On Wednesday, 16 October 2013 at 19:49:25 UTC, monarch_dodra wrote:
On Wednesday, 16 October 2013 at 17:50:48 UTC, Daniel Davidson wrote:
How do you propose to make a mutable copy *generically*?

You can't. Let alone generically.

If I give you an "immutable int* p", how do you copy it to "int* p" ?


That was my point.

On Wednesday, 16 October 2013 at 18:11:48 UTC, Daniel Davidson wrote:
Thanks. It is cute - but not so helpful. The example stands. I *need* to call a createRFromT.

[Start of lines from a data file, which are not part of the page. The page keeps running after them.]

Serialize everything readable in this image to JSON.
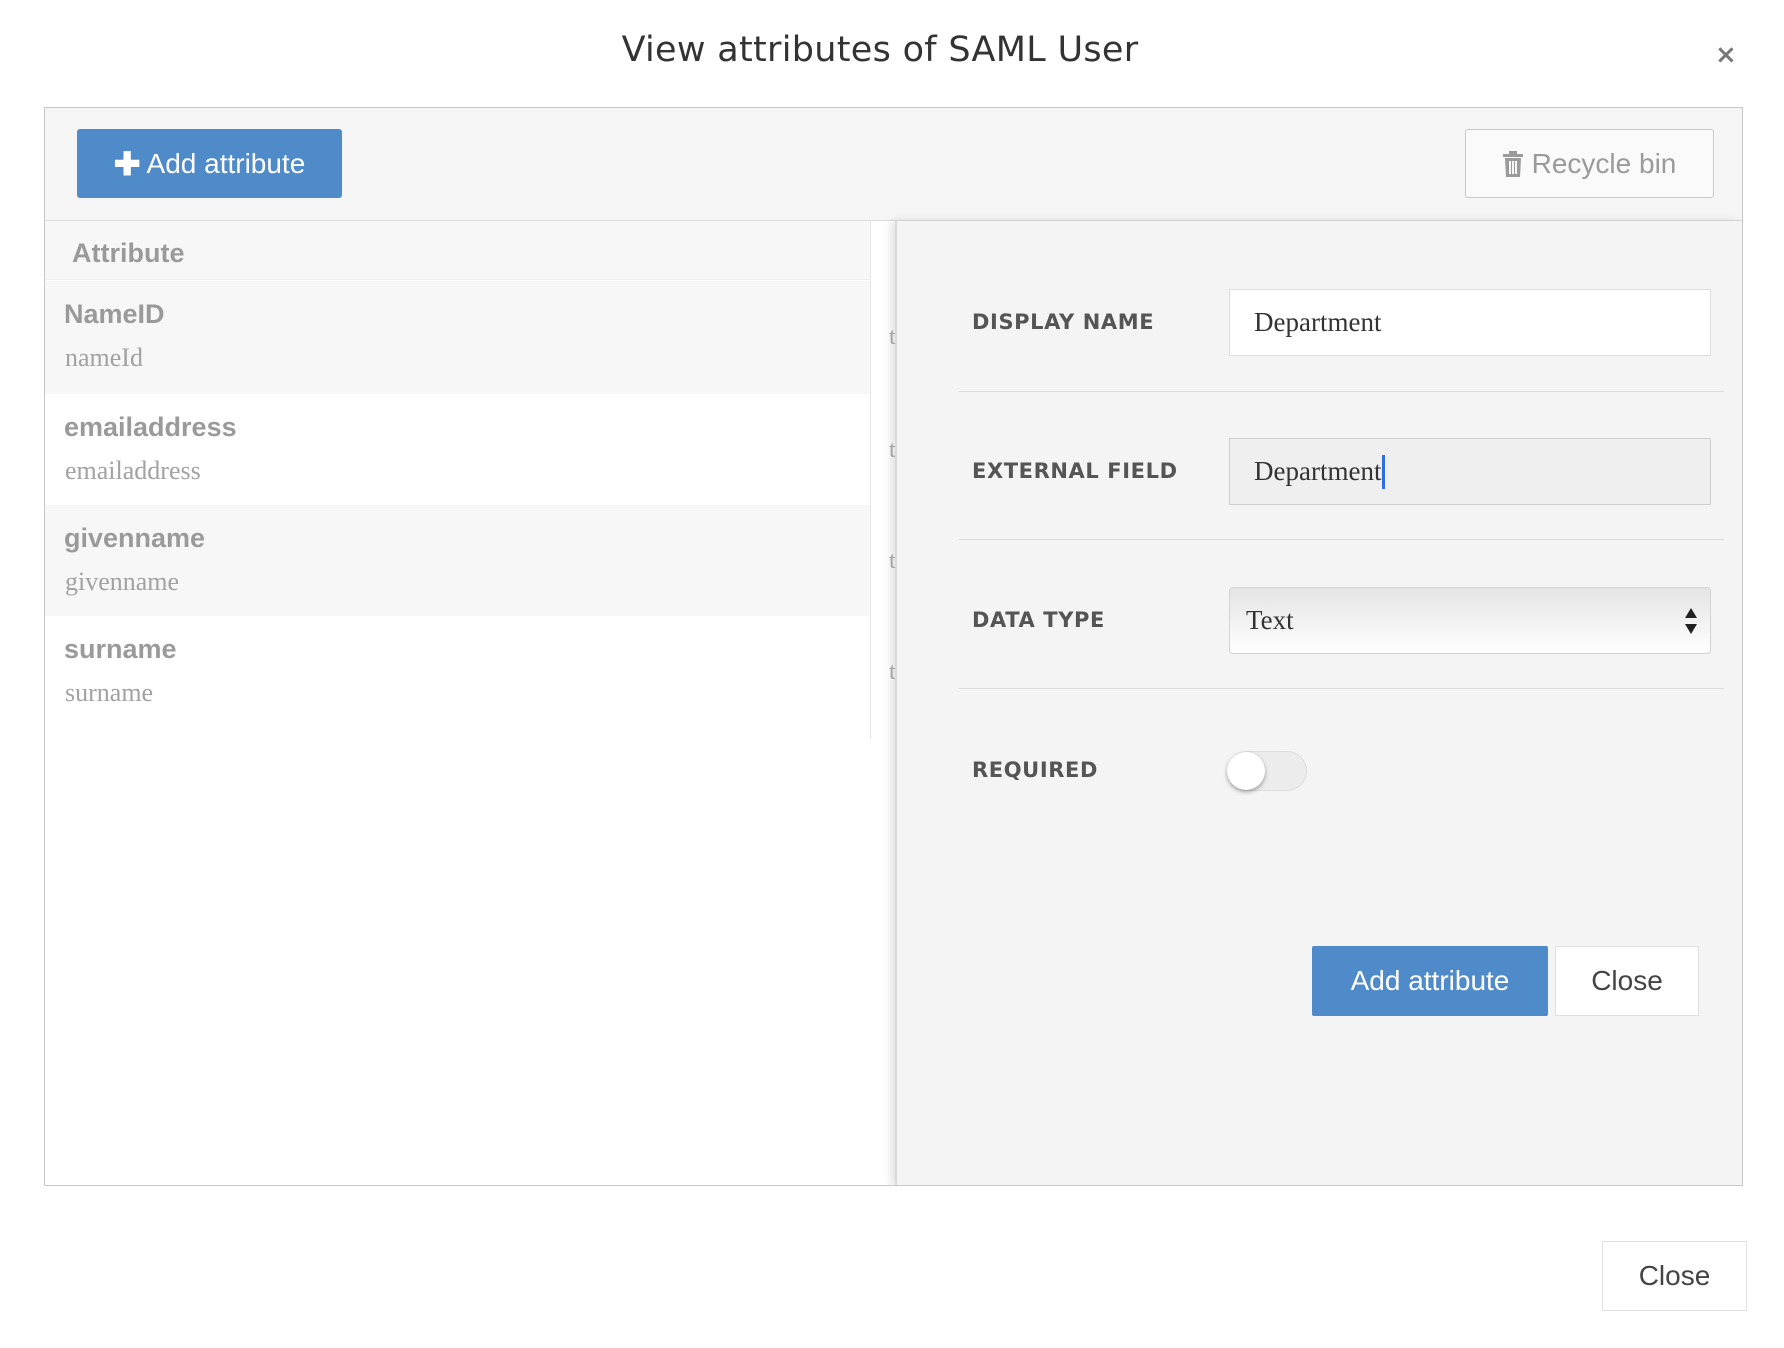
{
  "modal": {
    "title": "View attributes of SAML User",
    "close_symbol": "×"
  },
  "toolbar": {
    "add_label": "Add attribute",
    "add_icon": "plus-icon",
    "recycle_label": "Recycle bin",
    "recycle_icon": "trash-icon"
  },
  "list": {
    "header": "Attribute",
    "rows": [
      {
        "name": "NameID",
        "key": "nameId",
        "truncated": "t"
      },
      {
        "name": "emailaddress",
        "key": "emailaddress",
        "truncated": "t"
      },
      {
        "name": "givenname",
        "key": "givenname",
        "truncated": "t"
      },
      {
        "name": "surname",
        "key": "surname",
        "truncated": "t"
      }
    ]
  },
  "form": {
    "display_name": {
      "label": "DISPLAY NAME",
      "value": "Department"
    },
    "external_field": {
      "label": "EXTERNAL FIELD",
      "value": "Department"
    },
    "data_type": {
      "label": "DATA TYPE",
      "value": "Text"
    },
    "required": {
      "label": "REQUIRED",
      "on": false
    },
    "submit_label": "Add attribute",
    "close_label": "Close"
  },
  "footer": {
    "close_label": "Close"
  },
  "colors": {
    "primary": "#4f8ac9",
    "caret": "#2f6fe0"
  }
}
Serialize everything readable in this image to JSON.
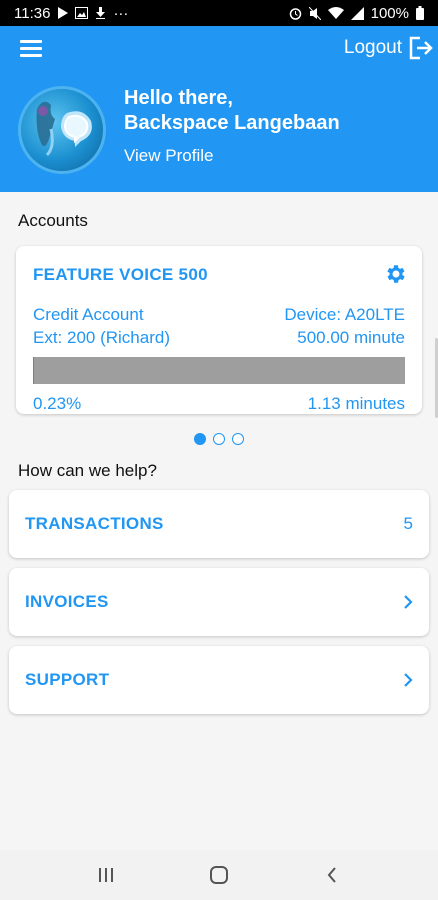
{
  "status_bar": {
    "time": "11:36",
    "more": "···",
    "battery": "100%"
  },
  "header": {
    "logout_label": "Logout",
    "greeting_line1": "Hello there,",
    "greeting_line2": "Backspace Langebaan",
    "view_profile": "View Profile"
  },
  "accounts": {
    "section_title": "Accounts",
    "card": {
      "title": "FEATURE VOICE 500",
      "account_type": "Credit Account",
      "device": "Device: A20LTE",
      "extension": "Ext: 200 (Richard)",
      "allowance": "500.00 minute",
      "usage_percent_label": "0.23%",
      "usage_fraction": 0.0023,
      "used": "1.13 minutes"
    },
    "pager": {
      "count": 3,
      "active_index": 0
    }
  },
  "help": {
    "section_title": "How can we help?",
    "items": [
      {
        "label": "TRANSACTIONS",
        "trail": "5"
      },
      {
        "label": "INVOICES",
        "trail": "›"
      },
      {
        "label": "SUPPORT",
        "trail": "›"
      }
    ]
  },
  "colors": {
    "primary": "#2196f3",
    "status_bar": "#000000",
    "progress_track": "#9e9e9e",
    "background": "#f5f5f5"
  },
  "icons": [
    "play-icon",
    "image-icon",
    "download-icon",
    "alarm-icon",
    "mute-icon",
    "wifi-icon",
    "signal-icon",
    "battery-icon",
    "menu-icon",
    "logout-icon",
    "settings-gear-icon",
    "chevron-right-icon",
    "recents-icon",
    "home-icon",
    "back-icon"
  ]
}
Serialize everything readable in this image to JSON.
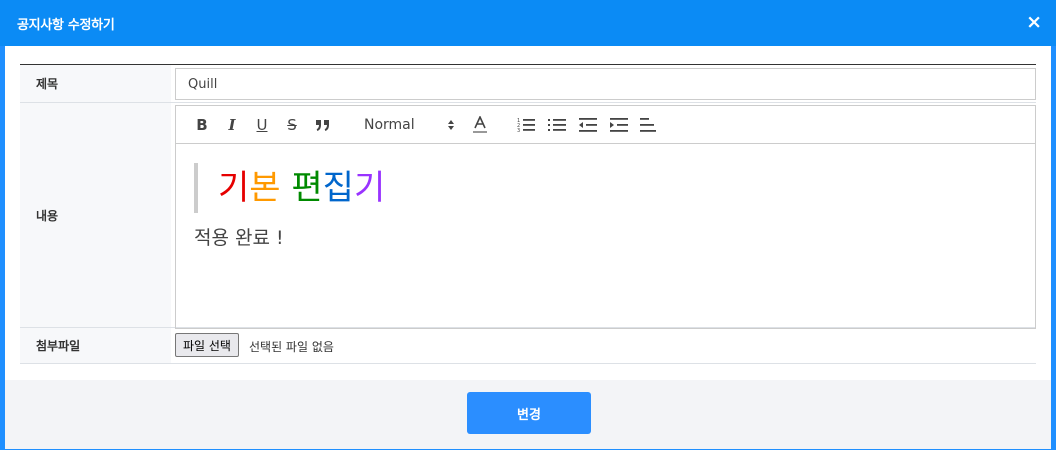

Their shapes are the same in this simple example because I simplified. Make R look like:

struct R {
 string[string] ss;
 int[] j;
}

and the cute trick falls apart. In words, I have an R and I want to make a T. The R is const the T will be immutable because the ctor requires it. But it is technically not immutable until it is initialized.

The problem is that you are taking a const(R). And you can't assign a const to an immutable. It has nothing to do with initialization.


No I don't think I am. What code are you looking at?


A copy *might* not be necessary provided building an immutable copy from mutable is actually legal. This is not your case.

What you are doing is warping the type system.

Based on your previous comment, I don't think you understood the setup.